Run the example project

Navigate to the root directory of the example project, and call kedro run:

cd getting-started
kedro run

When it completes, you should see a log message similar to the following in your console:

    2019-02-13 16:59:26,293 - kedro.runner.sequential_runner - INFO - Completed 4 out of 4 tasks
    2019-02-13 16:59:26,293 - kedro.runner.sequential_runner - INFO - Pipeline execution completed successfully.

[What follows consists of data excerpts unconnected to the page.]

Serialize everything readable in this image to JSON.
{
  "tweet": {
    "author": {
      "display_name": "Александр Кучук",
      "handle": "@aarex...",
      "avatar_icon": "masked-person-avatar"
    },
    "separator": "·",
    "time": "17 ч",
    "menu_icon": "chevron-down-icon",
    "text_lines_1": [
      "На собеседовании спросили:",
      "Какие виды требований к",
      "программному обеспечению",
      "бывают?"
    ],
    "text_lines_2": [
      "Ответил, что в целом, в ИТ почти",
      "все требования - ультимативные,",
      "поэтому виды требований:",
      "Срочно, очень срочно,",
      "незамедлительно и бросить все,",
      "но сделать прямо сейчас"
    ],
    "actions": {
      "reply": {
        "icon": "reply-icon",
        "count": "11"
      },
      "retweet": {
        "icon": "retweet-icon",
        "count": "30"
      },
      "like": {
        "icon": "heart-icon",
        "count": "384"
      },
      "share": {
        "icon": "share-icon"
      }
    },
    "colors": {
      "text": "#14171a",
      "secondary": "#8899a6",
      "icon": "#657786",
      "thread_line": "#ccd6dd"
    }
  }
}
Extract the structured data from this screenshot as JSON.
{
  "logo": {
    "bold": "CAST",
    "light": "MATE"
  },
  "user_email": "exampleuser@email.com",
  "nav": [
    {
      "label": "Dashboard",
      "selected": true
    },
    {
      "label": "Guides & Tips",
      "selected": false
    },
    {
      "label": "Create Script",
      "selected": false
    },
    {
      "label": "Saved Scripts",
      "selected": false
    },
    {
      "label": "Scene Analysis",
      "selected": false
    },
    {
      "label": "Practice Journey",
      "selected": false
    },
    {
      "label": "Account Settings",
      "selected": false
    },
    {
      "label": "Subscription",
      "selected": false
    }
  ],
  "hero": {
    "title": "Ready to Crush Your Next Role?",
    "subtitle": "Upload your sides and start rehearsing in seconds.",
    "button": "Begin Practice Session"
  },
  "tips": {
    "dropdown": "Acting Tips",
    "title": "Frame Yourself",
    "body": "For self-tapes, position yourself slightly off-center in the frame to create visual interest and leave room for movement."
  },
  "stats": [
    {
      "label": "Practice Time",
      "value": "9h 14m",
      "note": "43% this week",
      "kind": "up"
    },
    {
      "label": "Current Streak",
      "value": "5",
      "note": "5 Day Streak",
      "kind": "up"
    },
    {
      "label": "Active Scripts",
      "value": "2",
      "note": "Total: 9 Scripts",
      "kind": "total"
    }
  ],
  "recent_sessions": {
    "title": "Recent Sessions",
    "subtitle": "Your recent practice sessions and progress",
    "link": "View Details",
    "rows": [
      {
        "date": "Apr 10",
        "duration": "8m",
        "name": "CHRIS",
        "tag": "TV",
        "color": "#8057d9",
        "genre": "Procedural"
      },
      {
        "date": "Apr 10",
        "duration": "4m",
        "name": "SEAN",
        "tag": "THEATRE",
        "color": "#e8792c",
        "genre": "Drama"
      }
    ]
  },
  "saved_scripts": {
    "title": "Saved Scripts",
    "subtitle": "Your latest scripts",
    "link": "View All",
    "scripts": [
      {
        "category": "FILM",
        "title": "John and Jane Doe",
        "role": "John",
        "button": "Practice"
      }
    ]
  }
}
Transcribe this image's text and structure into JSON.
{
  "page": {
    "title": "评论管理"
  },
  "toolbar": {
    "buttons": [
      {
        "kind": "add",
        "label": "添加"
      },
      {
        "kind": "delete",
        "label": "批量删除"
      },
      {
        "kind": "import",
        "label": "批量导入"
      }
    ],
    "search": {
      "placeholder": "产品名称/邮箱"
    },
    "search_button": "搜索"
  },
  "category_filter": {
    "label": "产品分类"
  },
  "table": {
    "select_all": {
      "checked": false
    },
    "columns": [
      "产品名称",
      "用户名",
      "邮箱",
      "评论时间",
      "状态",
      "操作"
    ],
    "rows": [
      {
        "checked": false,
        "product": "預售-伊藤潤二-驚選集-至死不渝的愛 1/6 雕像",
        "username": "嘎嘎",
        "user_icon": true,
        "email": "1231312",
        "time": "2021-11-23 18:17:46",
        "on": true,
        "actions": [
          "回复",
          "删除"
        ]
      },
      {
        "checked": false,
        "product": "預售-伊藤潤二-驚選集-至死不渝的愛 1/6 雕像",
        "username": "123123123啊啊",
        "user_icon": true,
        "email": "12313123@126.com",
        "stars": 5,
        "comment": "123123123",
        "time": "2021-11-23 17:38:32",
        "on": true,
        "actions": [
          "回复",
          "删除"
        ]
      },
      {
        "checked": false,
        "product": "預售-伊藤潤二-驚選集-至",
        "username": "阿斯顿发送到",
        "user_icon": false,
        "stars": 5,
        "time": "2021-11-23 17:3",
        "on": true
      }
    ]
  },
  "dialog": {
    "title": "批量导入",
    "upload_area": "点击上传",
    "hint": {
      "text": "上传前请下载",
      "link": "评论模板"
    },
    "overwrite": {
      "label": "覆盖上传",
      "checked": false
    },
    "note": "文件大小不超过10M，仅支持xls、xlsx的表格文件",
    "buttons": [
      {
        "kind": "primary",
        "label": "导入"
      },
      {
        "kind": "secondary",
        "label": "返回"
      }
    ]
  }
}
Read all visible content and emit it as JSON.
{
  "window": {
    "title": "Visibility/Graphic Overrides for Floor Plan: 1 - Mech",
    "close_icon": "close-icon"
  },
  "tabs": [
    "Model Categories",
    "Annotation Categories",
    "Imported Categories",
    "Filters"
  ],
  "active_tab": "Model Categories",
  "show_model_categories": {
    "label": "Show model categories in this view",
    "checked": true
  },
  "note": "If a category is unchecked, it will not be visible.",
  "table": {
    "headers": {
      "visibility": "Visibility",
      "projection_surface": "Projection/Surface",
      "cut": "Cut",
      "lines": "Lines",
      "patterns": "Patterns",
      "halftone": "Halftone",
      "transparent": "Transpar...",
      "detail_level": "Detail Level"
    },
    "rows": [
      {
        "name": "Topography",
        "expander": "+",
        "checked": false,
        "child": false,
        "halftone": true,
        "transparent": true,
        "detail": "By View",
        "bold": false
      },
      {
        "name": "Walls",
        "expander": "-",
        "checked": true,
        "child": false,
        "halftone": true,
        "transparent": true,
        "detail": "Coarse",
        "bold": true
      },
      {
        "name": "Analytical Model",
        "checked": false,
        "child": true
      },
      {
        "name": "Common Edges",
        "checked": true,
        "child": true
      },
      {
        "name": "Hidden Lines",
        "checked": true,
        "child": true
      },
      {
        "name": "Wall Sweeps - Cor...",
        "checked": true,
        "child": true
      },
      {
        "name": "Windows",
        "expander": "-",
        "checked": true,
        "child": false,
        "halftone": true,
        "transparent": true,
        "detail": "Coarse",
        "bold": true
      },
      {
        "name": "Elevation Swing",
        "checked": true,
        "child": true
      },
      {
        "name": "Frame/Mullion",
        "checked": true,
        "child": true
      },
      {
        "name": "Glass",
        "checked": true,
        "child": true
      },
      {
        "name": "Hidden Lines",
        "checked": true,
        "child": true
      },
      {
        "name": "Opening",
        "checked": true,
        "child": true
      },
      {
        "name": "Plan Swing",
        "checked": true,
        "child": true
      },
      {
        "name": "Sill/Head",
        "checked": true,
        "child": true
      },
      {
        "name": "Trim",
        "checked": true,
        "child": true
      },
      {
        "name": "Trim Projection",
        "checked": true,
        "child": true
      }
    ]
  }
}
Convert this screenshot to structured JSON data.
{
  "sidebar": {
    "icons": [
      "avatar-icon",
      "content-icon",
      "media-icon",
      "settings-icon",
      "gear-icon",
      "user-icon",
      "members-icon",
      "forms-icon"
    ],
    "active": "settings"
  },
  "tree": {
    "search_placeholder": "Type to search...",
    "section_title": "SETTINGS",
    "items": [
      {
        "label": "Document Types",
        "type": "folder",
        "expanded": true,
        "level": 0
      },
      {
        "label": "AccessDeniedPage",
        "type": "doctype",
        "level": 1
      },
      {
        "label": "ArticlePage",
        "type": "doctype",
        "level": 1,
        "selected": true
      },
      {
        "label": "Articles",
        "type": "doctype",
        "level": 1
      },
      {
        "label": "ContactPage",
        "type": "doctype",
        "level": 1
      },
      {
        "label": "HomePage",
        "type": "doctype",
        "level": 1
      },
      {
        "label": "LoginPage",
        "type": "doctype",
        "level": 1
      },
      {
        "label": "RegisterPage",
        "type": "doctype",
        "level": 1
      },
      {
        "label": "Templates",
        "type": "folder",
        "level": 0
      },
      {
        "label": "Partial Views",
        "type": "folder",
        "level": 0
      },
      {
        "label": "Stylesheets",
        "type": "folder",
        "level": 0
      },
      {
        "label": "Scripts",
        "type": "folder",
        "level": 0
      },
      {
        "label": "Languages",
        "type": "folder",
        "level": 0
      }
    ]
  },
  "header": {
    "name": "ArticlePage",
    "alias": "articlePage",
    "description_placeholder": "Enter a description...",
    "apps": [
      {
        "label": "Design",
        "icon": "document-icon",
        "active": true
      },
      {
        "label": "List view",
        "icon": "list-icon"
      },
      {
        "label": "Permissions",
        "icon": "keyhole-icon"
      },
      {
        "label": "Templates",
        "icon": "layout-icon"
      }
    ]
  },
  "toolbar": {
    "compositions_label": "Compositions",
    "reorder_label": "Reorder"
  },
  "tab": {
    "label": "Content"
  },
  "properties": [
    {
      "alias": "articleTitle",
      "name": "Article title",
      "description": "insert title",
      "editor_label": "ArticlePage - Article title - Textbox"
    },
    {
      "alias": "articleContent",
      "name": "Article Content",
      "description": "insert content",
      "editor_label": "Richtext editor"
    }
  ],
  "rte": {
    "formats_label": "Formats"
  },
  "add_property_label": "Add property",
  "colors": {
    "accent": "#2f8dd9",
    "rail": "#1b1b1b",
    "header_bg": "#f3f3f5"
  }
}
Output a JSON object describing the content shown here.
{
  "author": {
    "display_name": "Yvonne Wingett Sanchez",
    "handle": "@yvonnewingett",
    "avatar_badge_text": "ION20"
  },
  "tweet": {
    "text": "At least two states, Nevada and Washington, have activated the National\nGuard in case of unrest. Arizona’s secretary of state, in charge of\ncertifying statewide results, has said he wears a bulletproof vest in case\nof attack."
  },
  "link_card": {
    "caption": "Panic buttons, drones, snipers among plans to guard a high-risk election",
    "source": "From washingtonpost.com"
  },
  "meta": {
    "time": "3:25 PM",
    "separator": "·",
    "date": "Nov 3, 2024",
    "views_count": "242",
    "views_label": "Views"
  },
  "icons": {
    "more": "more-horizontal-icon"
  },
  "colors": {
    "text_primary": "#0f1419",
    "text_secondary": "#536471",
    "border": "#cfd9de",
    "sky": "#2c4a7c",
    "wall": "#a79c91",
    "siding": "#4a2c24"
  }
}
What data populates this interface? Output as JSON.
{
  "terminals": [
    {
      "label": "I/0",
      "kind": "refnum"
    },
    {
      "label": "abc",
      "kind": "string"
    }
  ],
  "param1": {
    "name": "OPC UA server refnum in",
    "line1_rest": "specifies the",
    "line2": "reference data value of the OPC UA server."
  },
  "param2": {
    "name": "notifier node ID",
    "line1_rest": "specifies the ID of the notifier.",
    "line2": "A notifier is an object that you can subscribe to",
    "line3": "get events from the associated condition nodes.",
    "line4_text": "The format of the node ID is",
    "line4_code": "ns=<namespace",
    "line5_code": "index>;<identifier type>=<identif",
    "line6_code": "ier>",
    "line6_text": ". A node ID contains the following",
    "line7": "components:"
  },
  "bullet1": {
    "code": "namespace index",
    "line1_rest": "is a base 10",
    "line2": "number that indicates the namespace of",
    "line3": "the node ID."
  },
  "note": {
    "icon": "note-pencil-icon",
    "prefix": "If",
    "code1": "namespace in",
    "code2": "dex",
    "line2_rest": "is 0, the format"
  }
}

Under the hood: Pipelines and nodes

The example project contains two modular pipelines:

  • A data_engineering pipeline (src/getting_started/pipelines/data_engineering/pipeline.py) responsible for splitting the data into training and testing samples
  • A data_science pipeline (src/getting_started/pipelines/data_science/pipeline.py) responsible for model training, predictions and accuracy-reporting

Data engineering node

This is the data engineering node function within src/getting_started/pipelines/data_engineering/nodes.py:

Node Description Node Function Name
Split data Splits the example Iris dataset into train and test samples split_data

Data science node

These are the data science node functions within pipelines/data_science/nodes.py:

Node Description Node Function Name
Train model Trains a simple multi-class logistic regression model train_model
Predict Makes class predictions given a pre-trained model and a test set predict
Report accuracy Reports the accuracy of the predictions performed by the previous node report_accuracy

The file src/pipeline.py creates and collates the project’s modular pipelines into a single pipeline, resolving node execution order from the input and output data dependencies between the nodes.